In honor of Marion Franklin Kirby II, who passed from this life July 10, 2011
Oh! I have slipped the surly bonds of earth
And danced the skies on laughter-silvered wings;
Sunward I’ve climbed, and joined the tumbling mirth
Of sun-split clouds – and done a hundred things
You have not dreamed of – wheeled and soared and swung
High in the sunlit silence. Hov’ring there
I’ve chased the shouting wind along, and flung
My eager craft through footless halls of air.
Up, up the long delirious, burning blue,
I’ve topped the windswept heights with easy grace
Where never lark, or even eagle flew –
And, while with silent lifting mind I’ve trod
The high untresspassed sanctity of space,
Put out my hand and touched the face of God.
-Pilot Officer Gillespie Magee
Mr. Kirby was the father of a friend, and was one of “The Greatest Generation”. I was honored to spend many days at his ranch hunting and fishing through the last 14 years. Most of those days involved sharing at least one meal with M.F., and listening to his stories.
Among the memorabila on his ranch house wall were personal letters from Charles Lindbergh, and a shadow box with his wings from WW2 that were taken on one of the shuttle missions, with a signed picture of the crew and specs on how high, how far, and how fast the wings went on that mission.
Marion Franklin Kirby was born in Louisville, Kentucky on 14 July 1919. Joining the Army Air Forces from Lometa, Texas, he completed flight training on 12 December 1941, five days after Pearl Harbor.

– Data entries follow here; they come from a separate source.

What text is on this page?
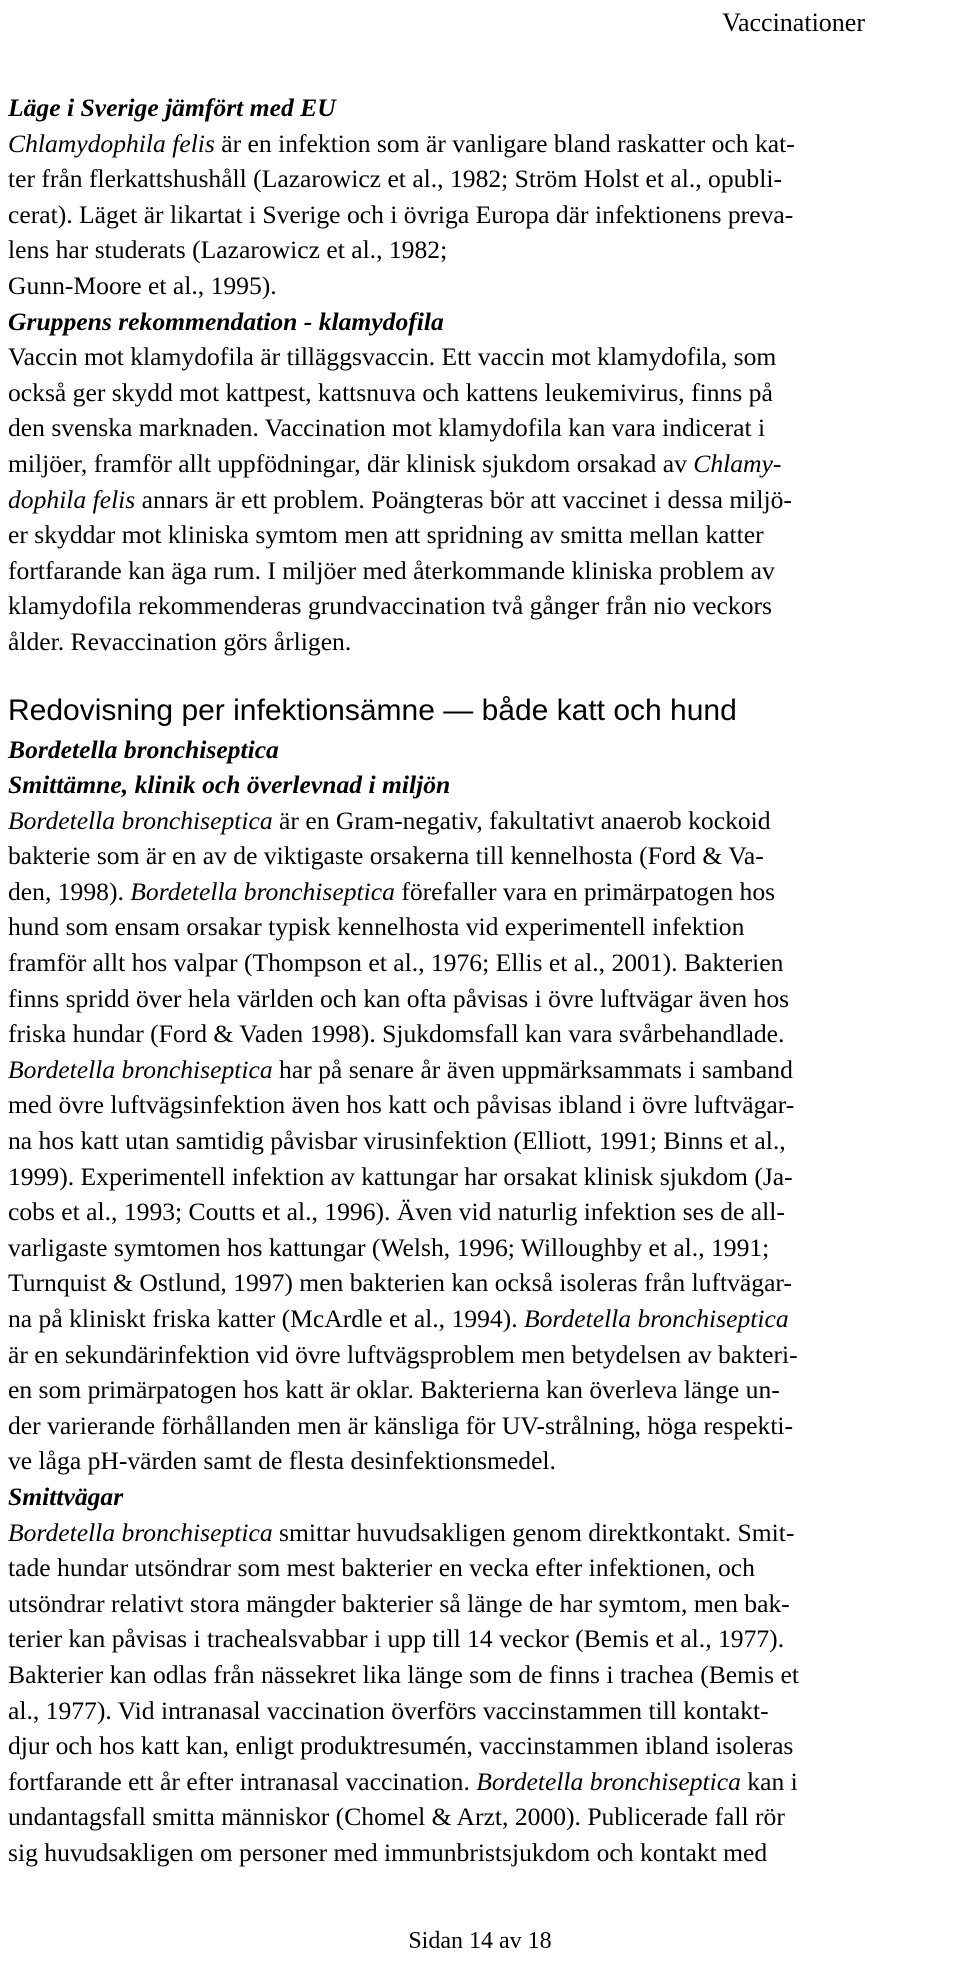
Vaccinationer
Läge i Sverige jämfört med EU
Chlamydophila felis är en infektion som är vanligare bland raskatter och kat-
ter från flerkattshushåll (Lazarowicz et al., 1982; Ström Holst et al., opubli-
cerat). Läget är likartat i Sverige och i övriga Europa där infektionens preva-
lens har studerats (Lazarowicz et al., 1982;
Gunn-Moore et al., 1995).
Gruppens rekommendation - klamydofila
Vaccin mot klamydofila är tilläggsvaccin. Ett vaccin mot klamydofila, som
också ger skydd mot kattpest, kattsnuva och kattens leukemivirus, finns på
den svenska marknaden. Vaccination mot klamydofila kan vara indicerat i
miljöer, framför allt uppfödningar, där klinisk sjukdom orsakad av Chlamy-
dophila felis annars är ett problem. Poängteras bör att vaccinet i dessa miljö-
er skyddar mot kliniska symtom men att spridning av smitta mellan katter
fortfarande kan äga rum. I miljöer med återkommande kliniska problem av
klamydofila rekommenderas grundvaccination två gånger från nio veckors
ålder. Revaccination görs årligen.
Redovisning per infektionsämne — både katt och hund
Bordetella bronchiseptica
Smittämne, klinik och överlevnad i miljön
Bordetella bronchiseptica är en Gram-negativ, fakultativt anaerob kockoid
bakterie som är en av de viktigaste orsakerna till kennelhosta (Ford & Va-
den, 1998). Bordetella bronchiseptica förefaller vara en primärpatogen hos
hund som ensam orsakar typisk kennelhosta vid experimentell infektion
framför allt hos valpar (Thompson et al., 1976; Ellis et al., 2001). Bakterien
finns spridd över hela världen och kan ofta påvisas i övre luftvägar även hos
friska hundar (Ford & Vaden 1998). Sjukdomsfall kan vara svårbehandlade.
Bordetella bronchiseptica har på senare år även uppmärksammats i samband
med övre luftvägsinfektion även hos katt och påvisas ibland i övre luftvägar-
na hos katt utan samtidig påvisbar virusinfektion (Elliott, 1991; Binns et al.,
1999). Experimentell infektion av kattungar har orsakat klinisk sjukdom (Ja-
cobs et al., 1993; Coutts et al., 1996). Även vid naturlig infektion ses de all-
varligaste symtomen hos kattungar (Welsh, 1996; Willoughby et al., 1991;
Turnquist & Ostlund, 1997) men bakterien kan också isoleras från luftvägar-
na på kliniskt friska katter (McArdle et al., 1994). Bordetella bronchiseptica
är en sekundärinfektion vid övre luftvägsproblem men betydelsen av bakteri-
en som primärpatogen hos katt är oklar. Bakterierna kan överleva länge un-
der varierande förhållanden men är känsliga för UV-strålning, höga respekti-
ve låga pH-värden samt de flesta desinfektionsmedel.
Smittvägar
Bordetella bronchiseptica smittar huvudsakligen genom direktkontakt. Smit-
tade hundar utsöndrar som mest bakterier en vecka efter infektionen, och
utsöndrar relativt stora mängder bakterier så länge de har symtom, men bak-
terier kan påvisas i trachealsvabbar i upp till 14 veckor (Bemis et al., 1977).
Bakterier kan odlas från nässekret lika länge som de finns i trachea (Bemis et
al., 1977). Vid intranasal vaccination överförs vaccinstammen till kontakt-
djur och hos katt kan, enligt produktresumén, vaccinstammen ibland isoleras
fortfarande ett år efter intranasal vaccination. Bordetella bronchiseptica kan i
undantagsfall smitta människor (Chomel & Arzt, 2000). Publicerade fall rör
sig huvudsakligen om personer med immunbristsjukdom och kontakt med
Sidan 14 av 18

Sent to the Southwest Pacific, Lieutenant Kirby flew P-38s with the 80th Fighter Squadron, 8th Fighter Group, based in New Guinea he was credited with probably destroying an Oscar between Lae and Salamaua on 21 May 1943. On 15 July he transferred to the newly organized 431st Fighter Squadron, 475th Fighter Group, then based in Australia.
The Group moved to New Guinea in August. Operating out of Dobodura, Kirby logged his first victory with the 431st on 15 October, downing a Val dive bomber over Oro Bay, and two days later shot down a Zeke near Buna Bay. On 23 October, escorting B-24s to Rabaul, the 431st engaged 25-30 Japanese fighters diving on the bombers. In the ensuing combat, Kirby destroyed a Hamp.
Fifth Air Force’s campaign to neutralize Rabaul was capped by the 475th’s 2 November mission. Timed to support the U.S. landings on Bougainville, the 475th Fighter Group’s sweep to Rabaul was intended to keep Japanese aircraft out of Simpson Harbor. Shortly after passing the shoreline, Kirby noticed a B-25 with its right engine afire. Five or six Japanese fighters were trying to establish a gunnery pattern on the Mitchell, and Kirby dove into them, knocking down one. Turning back, he splashed another to become an ace.
Kirby left the Air Force after the war and graduated from Louisiana State University in 1948 with a bachelor’s degree in geology. He then joined the Gulf Oil Corporation and worked for them for 12 years, following which he established his own oil business. He retired to Lampasas, Texas in 1975.